Every year on April 15 I read about how hard we individuals work, and how the government steals our money and dumps it down a bunch of rat holes. Strangely, that's not how I feel about taxes, so I thought that this April 15 I'd say something different:
Thank you.
I grew up hearing the story of how my grandfather stalled his creditors long enough for Roosevelt's farm loan program to take effect. My father worked that farm all through my childhood, and my parents still own it today.
Thank you, taxpayers.
I went to a public high school and a state university. My graduate education was paid for by a National Science Foundation fellowship. Thanks.
My wife has had cancer twice and survived both times. I've never traced the history of the drugs and procedures that saved her life, but I'll bet there's some federally-funded basic research back there somewhere. Thanks.
I've lived with the benefit of government regulation all my life. My food has been inspected. My drugs have been tested. The SEC has watched the people who sell me investments. The FDIC has kept my bank accounts secure. God knows how many unsafe or fraudulent products were taken off the shelves before I could make the mistake of buying them. Thanks.
The air I breathe and the water I drink are cleaner than they were when I was in high school, because laws to clean them up were passed and enforced. Thanks.
I drive on interstate highways in cars that are safe because government regulators forced the car companies (kicking and screaming, usually) to make them safe. I ride in airplanes guided by federal air traffic controllers, often flown by pilots who learned their trade in the Air Force. And those planes probably wouldn't exist at all without research paid for by the Pentagon. Thanks.
My parents are both in their upper 80s and failing. They live a thousand miles away. I don't know how I'd be taking care of them if not for Social Security and Medicare. This past year several of my friends have been out of work. I'd have been seriously worried about them if there were no unemployment insurance. Thanks.
Thanks for the Internet, which started out as a federal program. Thanks for taking care of the poor, so that I don't have to live in a place where people drop dead in the streets. Thanks for FEMA, which I haven't needed yet, but you never know.
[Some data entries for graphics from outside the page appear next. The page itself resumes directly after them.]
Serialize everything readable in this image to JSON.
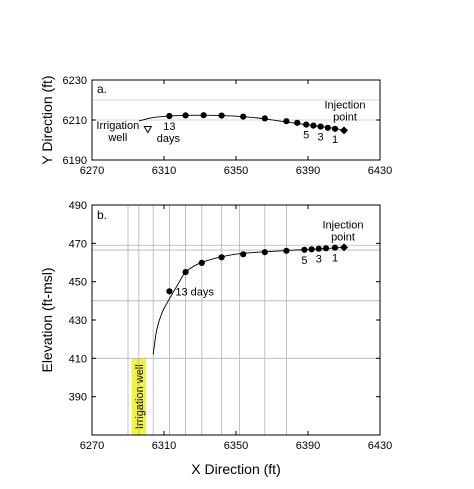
{
  "chart_data": [
    {
      "panel_label": "a.",
      "type": "line",
      "xlabel": "",
      "ylabel": "Y Direction (ft)",
      "xlim": [
        6270,
        6430
      ],
      "ylim": [
        6190,
        6230
      ],
      "xticks": [
        6270,
        6310,
        6350,
        6390,
        6430
      ],
      "yticks": [
        6190,
        6210,
        6230
      ],
      "gridlines_y": [
        6210,
        6220
      ],
      "track_line": {
        "x": [
          6296,
          6304,
          6313,
          6322,
          6332,
          6342,
          6352,
          6362,
          6372,
          6382,
          6389,
          6395,
          6400,
          6405,
          6410
        ],
        "y": [
          6209.5,
          6211.2,
          6212.0,
          6212.3,
          6212.4,
          6212.2,
          6211.8,
          6211.0,
          6209.8,
          6208.5,
          6207.7,
          6207.0,
          6206.4,
          6205.8,
          6204.8
        ]
      },
      "points": {
        "x": [
          6313,
          6322,
          6332,
          6342,
          6354,
          6366,
          6378,
          6384,
          6389,
          6393,
          6397,
          6401,
          6405
        ],
        "y": [
          6212.0,
          6212.3,
          6212.4,
          6212.2,
          6211.7,
          6210.8,
          6209.4,
          6208.6,
          6207.7,
          6207.2,
          6206.7,
          6206.1,
          6205.6
        ]
      },
      "irrigation_well": {
        "x": 6301,
        "y": 6205.5,
        "label_line1": "Irrigation",
        "label_line2": "well"
      },
      "injection_point": {
        "x": 6410,
        "y": 6204.8,
        "label_line1": "Injection",
        "label_line2": "point"
      },
      "annotations": {
        "days_number": "13",
        "days_word": "days",
        "n5": "5",
        "n3": "3",
        "n1": "1"
      }
    },
    {
      "panel_label": "b.",
      "type": "line",
      "xlabel": "X Direction (ft)",
      "ylabel": "Elevation (ft-msl)",
      "xlim": [
        6270,
        6430
      ],
      "ylim": [
        370,
        490
      ],
      "xticks": [
        6270,
        6310,
        6350,
        6390,
        6430
      ],
      "yticks": [
        390,
        410,
        430,
        450,
        470,
        490
      ],
      "gridlines_x": [
        6290,
        6296,
        6304,
        6313,
        6322,
        6331,
        6342,
        6352,
        6366,
        6378
      ],
      "gridlines_y": [
        410,
        440,
        466.5,
        469
      ],
      "track_line": {
        "x": [
          6304,
          6306,
          6309,
          6313,
          6318,
          6322,
          6328,
          6334,
          6342,
          6352,
          6366,
          6378,
          6389,
          6400,
          6410
        ],
        "y": [
          412,
          425,
          434,
          441,
          449,
          455,
          458.8,
          461.0,
          463.0,
          464.6,
          465.6,
          466.2,
          466.8,
          467.3,
          467.9
        ]
      },
      "points": {
        "x": [
          6313,
          6322,
          6331,
          6342,
          6354,
          6366,
          6378,
          6388,
          6392,
          6396,
          6400,
          6405
        ],
        "y": [
          445,
          455,
          459.8,
          462.7,
          464.3,
          465.4,
          466.1,
          466.6,
          466.9,
          467.2,
          467.4,
          467.7
        ]
      },
      "irrigation_well": {
        "x_from": 6292,
        "x_to": 6300,
        "y_from": 370,
        "y_to": 410,
        "label": "Irrigation well",
        "fill": "#f4f430"
      },
      "injection_point": {
        "x": 6410,
        "y": 467.9,
        "label_line1": "Injection",
        "label_line2": "point"
      },
      "annotations": {
        "days_label": "13 days",
        "n5": "5",
        "n3": "3",
        "n1": "1"
      }
    }
  ]
}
Thanks for the CDC, and for all those infections that I haven't been exposed to. Thanks for National Weather Service. Thanks for the national parks.
I'm sure I left some stuff out, but you get the idea. Thank you for paying your taxes. Thank you for participating in this society where we take care of each other, and where we buy stuff collectively that none of us could buy as individuals. (The free market can give us Disneyworld, but it takes a government to give us Yellowstone or Yosemite.)
Every day, I read about a government that steals our money, money that we earned by our own individual hard work, without any government help at all. I don't know what planet those writers live on.
Maybe someday NASA will discover that planet. When they do, let's not go there.